Cells were cotransfected with GFP-Myo1F and RFP-lifeact (A–C) or with RFP-Myo1E and GFP-Myo1B (D). Actin waves were induced with 1 μM latrunculin. (A) Myo1F-null cells expressing Myo1F and lifeact. (B) Myo1B-null cells expressing Myo1F and lifeact. (C) AX2 cells expressing Myo1F and lifeact, snapshots of wave propagation taken at times indicated in the panel. (D) Myo1B-null cells expressing Myo1E and Myo1B. Images of live cells are shown. Arrows point to actin waves. Bars are 10 μm.

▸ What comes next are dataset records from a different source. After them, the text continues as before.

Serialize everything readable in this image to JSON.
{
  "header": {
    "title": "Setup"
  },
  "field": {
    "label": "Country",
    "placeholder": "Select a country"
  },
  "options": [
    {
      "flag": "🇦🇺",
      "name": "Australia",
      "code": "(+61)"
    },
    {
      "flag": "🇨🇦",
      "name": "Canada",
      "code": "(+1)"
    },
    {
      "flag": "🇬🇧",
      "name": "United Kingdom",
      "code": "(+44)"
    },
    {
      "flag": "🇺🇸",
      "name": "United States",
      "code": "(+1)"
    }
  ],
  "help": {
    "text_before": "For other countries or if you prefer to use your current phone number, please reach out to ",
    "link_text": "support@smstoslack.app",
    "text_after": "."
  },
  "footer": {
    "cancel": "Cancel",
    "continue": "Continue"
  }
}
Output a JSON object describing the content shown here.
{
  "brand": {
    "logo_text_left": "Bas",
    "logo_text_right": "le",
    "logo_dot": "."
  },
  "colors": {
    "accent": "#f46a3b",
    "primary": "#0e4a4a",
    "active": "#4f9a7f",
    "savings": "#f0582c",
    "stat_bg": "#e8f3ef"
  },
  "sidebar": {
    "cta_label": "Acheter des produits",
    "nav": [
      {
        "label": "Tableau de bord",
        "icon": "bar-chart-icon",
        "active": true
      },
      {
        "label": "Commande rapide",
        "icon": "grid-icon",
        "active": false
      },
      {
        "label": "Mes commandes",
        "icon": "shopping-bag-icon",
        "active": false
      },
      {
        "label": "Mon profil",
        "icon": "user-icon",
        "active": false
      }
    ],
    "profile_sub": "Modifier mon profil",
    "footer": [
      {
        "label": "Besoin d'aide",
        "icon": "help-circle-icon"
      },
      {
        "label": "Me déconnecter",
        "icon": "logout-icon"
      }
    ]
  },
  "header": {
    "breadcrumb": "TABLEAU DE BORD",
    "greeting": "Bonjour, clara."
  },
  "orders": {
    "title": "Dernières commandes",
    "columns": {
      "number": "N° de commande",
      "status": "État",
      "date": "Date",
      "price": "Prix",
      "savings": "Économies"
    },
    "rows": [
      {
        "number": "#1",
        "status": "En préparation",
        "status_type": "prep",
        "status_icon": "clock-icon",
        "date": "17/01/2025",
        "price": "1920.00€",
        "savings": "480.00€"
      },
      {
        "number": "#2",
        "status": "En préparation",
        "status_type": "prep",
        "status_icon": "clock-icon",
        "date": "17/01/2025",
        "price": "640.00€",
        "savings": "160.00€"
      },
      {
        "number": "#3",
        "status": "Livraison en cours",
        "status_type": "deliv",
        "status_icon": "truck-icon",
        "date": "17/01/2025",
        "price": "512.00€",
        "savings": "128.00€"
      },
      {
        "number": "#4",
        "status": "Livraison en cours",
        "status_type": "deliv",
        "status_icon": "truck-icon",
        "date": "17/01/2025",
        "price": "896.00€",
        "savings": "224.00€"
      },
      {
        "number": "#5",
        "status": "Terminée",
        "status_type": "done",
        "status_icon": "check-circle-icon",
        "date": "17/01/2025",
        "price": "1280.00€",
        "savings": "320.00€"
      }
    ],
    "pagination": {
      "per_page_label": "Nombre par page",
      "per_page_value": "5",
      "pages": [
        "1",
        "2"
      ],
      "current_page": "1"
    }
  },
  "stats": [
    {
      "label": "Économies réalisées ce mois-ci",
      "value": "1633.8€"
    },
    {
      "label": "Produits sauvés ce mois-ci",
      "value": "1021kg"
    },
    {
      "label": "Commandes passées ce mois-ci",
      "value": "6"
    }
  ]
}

Fig. 12. Linescans of Myo1F and F-actin fluorescence in actin waves

GFP-Myo1F and RFP-lifeact were coexpressed in Myo1B-null cells and actin waves were induced with 1 μM latrunculin. Merged cell images are shown at the left and line scans of GFP-Myo1F and RFP-lifeact fluorescence are shown at the right. (A) Cell with multiple waves, the Myo1F fluorescence peak is located in the middle of the region encircled by a wave. This image corresponds to supplemental movie M2. (B) and (C) actin wave in the same cell at 0 s and 20 s. During wave expansion Myo1F fluorescence decayed in the middle of the wave. The white rectangle shows the region scanned, the arrow indicates the direction of scanning. Images of live cells are shown. Bars are 10 μm.